Erinnerung an Bad Hersfelder Opfer des Nationalsozialismus

21.03.2017

Vor dem Haus Vogelgesang 7, dem ehemaligen Wohnhaus des jüdischen Lehrers Isidor Landsberg, und an weiteren Standorten wurden am 16. März Stolpersteine zum Gedenken an Rini Landsberg und ihren Sohn Jakob verlegt. An der feierlichen und bewegenden Veranstaltung mit Ansprachen, Text- und Musikbeiträgen nahmen 19 Nachfahren der Landsbergs teil, die aus Israel angereist waren, sowie viele Hersfelder Bürger.
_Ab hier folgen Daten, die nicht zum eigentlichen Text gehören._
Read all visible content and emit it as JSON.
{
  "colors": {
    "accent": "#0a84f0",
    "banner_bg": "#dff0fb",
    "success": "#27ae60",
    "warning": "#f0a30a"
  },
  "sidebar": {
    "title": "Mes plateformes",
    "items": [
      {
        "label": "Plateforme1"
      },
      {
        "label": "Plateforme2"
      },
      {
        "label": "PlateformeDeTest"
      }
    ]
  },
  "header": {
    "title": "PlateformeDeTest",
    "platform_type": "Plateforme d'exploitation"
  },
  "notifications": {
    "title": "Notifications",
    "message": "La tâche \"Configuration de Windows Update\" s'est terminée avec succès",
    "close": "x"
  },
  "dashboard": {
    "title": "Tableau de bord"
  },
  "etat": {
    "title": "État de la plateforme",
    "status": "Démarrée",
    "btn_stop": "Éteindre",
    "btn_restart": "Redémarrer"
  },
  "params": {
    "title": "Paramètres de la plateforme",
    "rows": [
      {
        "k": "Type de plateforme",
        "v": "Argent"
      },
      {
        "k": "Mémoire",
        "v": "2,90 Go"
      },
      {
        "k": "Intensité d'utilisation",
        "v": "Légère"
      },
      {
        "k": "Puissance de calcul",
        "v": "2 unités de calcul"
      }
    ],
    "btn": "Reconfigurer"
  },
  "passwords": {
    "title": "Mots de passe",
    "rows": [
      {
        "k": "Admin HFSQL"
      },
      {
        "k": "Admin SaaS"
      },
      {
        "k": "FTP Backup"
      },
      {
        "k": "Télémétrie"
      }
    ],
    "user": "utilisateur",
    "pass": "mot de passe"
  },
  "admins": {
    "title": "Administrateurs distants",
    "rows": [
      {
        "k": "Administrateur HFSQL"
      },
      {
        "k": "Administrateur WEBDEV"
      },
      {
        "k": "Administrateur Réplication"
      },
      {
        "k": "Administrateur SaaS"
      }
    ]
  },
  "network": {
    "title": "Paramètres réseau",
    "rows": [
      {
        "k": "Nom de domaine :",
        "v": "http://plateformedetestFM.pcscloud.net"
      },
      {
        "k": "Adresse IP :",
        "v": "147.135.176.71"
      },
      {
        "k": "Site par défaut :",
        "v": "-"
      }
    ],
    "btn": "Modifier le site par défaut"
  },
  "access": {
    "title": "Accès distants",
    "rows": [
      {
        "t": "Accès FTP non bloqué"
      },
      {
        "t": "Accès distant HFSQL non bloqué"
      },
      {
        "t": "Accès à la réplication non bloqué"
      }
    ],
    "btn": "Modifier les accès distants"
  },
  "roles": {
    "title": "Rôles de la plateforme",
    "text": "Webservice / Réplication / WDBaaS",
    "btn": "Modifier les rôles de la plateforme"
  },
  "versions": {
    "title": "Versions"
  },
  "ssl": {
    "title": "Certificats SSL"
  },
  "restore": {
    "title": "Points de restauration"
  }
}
Insgesamt wurden an dem Tag in Bad Hersfeld 14 Stolpersteine zur Erinnerung an Hersfelder Bürger verlegt, die von den Nazis ermordet worden waren. Damit gibt es jetzt insgesamt 75 Stolpersteine in der Kreisstadt.

Am Nachmittag sprach der Erste Stadtrat Gunter Grimm, zusammen mit Dr. Heinrich Nuhn von der Stolperstein-Initiative Bad Hersfeld und dem Kreisgeigeordneten Thomas Giese, vor den israelischen Gästen im Buchcafe. Hier der Text seiner kurzen Ansprache:

"Liebe Gäste aus Israel,

sehr geehrter Herr Dr. Nuhn,

sehr geehrte Damen und Herren,

mein Name ist Gunter Grimm. Ich darf Sie als Erster Stadtrat recht herzlich im Namen der Kreisstadt Bad Hersfeld begrüßen.

Was Deutsche anderen Menschen antaten, das, was in deutschem Namen geschah, das legt uns eine Verpflichtung auf. Die Zeit des Nationalsozialismus und der Holocaust war ein Zivilisationsbruch ohnegleichen. Das ganze Ausmaß der Verfolgung von Menschen, die allein deshalb verfolgt wurden, weil sie Juden waren, sowie die detailbesessene Planung der Mordmaschinerie in den Vernichtungslagern, sie übersteigen jedes Vorstellungsvermögen.

Wir leben aktuell in einer Zeit, in der Populisten weltweit Zulauf erhalten, die mit vermeintlich einfachen Lösungen aufwarten, die im Wesentlichen darin bestehen, alles auszusperren und zurückzuweisen, was einem fremd und unbekannt erscheinen mag.

Es ist Aufgabe der Gegenwart, von uns allen, dafür zu sorgen, dass verbrecherische Abschnitte unserer Vergangenheit nicht aus dem Gedächtnis gelöscht werden und sich bestimmte Ereignisse, sei es aus Fremdhass oder aus Antisemitismus geboren, nie mehr wiederholen. Deshalb, meine Damen und Herren, sind wir heute hier.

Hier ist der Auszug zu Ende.